You’re going to have a lot thrown at you during a boxing class, so paying attention to the instructor’s cues is key. During her Strike classes, Farahani spends a good amount of time demonstrating different punches, like the jab cross and hook, and moves like the bob and weave.
She stresses that you shouldn’t be afraid to ask an instructor for help if you’re lost during class. “Don’t be scared to raise a glove if you have a question,” says Farahani. “That’s what the instructor is there for. Boxing can get intimidating, and we don’t want to push someone if they’re confused.”
Adds Belcastro, “Boxing takes a little bit of coordination and paying attention to what the moves are. You probably won’t remember the combos right off the bat.” Farahani says it takes about three classes to feel totally comfortable.
Expect a full body workout.
Each boxing class is different, but you won’t be hitting the bag for the entire length of the class. Belcastro and Farahani’s classes both feature warmups, rounds on the bags, and exercises off the bag (like squats, lunges, and mountain climbers).

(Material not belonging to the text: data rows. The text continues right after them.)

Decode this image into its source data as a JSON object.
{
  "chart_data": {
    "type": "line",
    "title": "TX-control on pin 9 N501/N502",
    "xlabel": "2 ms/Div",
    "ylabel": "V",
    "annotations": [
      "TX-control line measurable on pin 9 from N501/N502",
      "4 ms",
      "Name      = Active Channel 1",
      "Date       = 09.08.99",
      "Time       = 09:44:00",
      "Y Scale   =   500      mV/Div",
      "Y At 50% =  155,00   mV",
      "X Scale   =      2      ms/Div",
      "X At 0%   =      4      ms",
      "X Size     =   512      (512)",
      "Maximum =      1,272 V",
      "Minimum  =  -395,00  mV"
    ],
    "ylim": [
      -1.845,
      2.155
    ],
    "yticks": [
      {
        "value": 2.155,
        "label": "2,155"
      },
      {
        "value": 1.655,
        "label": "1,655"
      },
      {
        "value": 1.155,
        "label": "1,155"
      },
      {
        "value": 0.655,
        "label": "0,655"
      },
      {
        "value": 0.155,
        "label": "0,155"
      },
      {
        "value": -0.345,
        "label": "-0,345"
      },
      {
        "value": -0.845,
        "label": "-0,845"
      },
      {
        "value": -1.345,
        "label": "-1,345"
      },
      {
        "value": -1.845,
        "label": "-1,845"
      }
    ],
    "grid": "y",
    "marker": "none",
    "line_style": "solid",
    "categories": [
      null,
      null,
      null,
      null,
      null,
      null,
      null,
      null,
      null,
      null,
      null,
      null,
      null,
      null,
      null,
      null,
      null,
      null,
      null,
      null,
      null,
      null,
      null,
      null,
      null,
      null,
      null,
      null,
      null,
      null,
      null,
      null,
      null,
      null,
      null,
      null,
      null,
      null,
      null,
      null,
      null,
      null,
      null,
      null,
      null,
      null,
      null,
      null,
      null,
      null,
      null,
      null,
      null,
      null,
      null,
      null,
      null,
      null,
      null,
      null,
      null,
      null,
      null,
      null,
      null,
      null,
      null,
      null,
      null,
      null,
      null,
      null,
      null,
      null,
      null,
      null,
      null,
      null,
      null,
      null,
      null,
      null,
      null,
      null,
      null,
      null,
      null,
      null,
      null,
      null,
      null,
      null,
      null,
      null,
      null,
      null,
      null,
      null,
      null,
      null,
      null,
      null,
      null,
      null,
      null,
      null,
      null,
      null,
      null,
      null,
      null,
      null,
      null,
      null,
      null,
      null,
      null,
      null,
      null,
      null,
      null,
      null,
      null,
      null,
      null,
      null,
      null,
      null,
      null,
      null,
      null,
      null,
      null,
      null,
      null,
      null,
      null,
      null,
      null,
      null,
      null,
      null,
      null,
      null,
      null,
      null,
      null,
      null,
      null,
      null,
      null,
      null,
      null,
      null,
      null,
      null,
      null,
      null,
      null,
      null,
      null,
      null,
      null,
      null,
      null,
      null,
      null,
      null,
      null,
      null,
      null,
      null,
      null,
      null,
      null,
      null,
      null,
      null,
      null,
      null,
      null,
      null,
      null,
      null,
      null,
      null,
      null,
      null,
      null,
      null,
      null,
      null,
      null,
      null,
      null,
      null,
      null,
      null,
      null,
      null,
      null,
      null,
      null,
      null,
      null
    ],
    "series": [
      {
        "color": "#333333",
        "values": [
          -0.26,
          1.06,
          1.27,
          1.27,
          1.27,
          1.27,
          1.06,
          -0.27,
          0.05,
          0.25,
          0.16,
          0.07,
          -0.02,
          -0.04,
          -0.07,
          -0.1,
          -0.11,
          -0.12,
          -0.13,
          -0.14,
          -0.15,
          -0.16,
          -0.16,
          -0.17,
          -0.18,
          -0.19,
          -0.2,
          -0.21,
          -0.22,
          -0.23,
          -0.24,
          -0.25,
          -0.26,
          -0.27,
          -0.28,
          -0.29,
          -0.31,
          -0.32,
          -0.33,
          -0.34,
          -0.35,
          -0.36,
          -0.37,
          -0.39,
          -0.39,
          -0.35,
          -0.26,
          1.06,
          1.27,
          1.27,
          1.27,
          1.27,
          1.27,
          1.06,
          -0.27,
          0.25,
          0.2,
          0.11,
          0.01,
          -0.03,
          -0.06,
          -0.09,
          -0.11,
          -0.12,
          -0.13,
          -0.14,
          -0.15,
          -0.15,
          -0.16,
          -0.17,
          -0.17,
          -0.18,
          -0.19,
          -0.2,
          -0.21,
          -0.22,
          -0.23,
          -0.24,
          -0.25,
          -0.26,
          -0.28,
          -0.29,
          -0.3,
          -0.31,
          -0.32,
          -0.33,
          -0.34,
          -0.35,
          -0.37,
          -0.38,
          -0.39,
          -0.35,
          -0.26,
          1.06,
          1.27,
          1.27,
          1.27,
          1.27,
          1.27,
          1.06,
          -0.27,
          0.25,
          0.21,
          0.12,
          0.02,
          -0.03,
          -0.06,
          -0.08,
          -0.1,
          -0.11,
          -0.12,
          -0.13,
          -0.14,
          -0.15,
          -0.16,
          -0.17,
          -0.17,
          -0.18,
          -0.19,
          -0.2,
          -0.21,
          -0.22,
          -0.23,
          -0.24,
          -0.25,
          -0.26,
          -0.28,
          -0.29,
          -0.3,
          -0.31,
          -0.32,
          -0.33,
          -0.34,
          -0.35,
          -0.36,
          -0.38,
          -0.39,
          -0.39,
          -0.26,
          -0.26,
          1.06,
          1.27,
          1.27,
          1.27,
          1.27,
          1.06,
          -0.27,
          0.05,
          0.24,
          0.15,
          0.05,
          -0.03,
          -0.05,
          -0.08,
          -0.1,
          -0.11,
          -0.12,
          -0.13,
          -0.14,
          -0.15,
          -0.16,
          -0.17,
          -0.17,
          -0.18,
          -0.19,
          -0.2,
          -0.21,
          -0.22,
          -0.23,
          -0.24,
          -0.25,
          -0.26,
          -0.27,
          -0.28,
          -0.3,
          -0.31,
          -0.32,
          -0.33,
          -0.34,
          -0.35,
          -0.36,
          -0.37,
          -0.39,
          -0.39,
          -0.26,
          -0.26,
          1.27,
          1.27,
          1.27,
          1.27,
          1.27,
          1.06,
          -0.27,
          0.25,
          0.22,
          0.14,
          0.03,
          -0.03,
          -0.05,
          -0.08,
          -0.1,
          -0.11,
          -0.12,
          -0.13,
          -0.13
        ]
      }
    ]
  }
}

“The cardio conditioning of boxing is second to none,” says Belcastro. Your upper body will burn when you’re hitting the bag, your heart rate will skyrocket way up, and you’ll see improved core and upper body strength, plus your cardiovascular endurance will increase as well, says Belcastro. “People underestimate the core workout that comes with boxing,” she says. Farahani recommends three boxing classes a week for best results. “Your hands take a beating so it’s best to start out every other day to get your hands used to what they’re going to do,” says Belcastro.
You’ll be ready to take on the world.
Even if you don’t master every boxing move your first class, one thing’s for certain: You will still feel like you kicked major ass.
“You feel empowered when you let yourself believe you can knock the bag down,” says Farahani. “You feel like a badass.”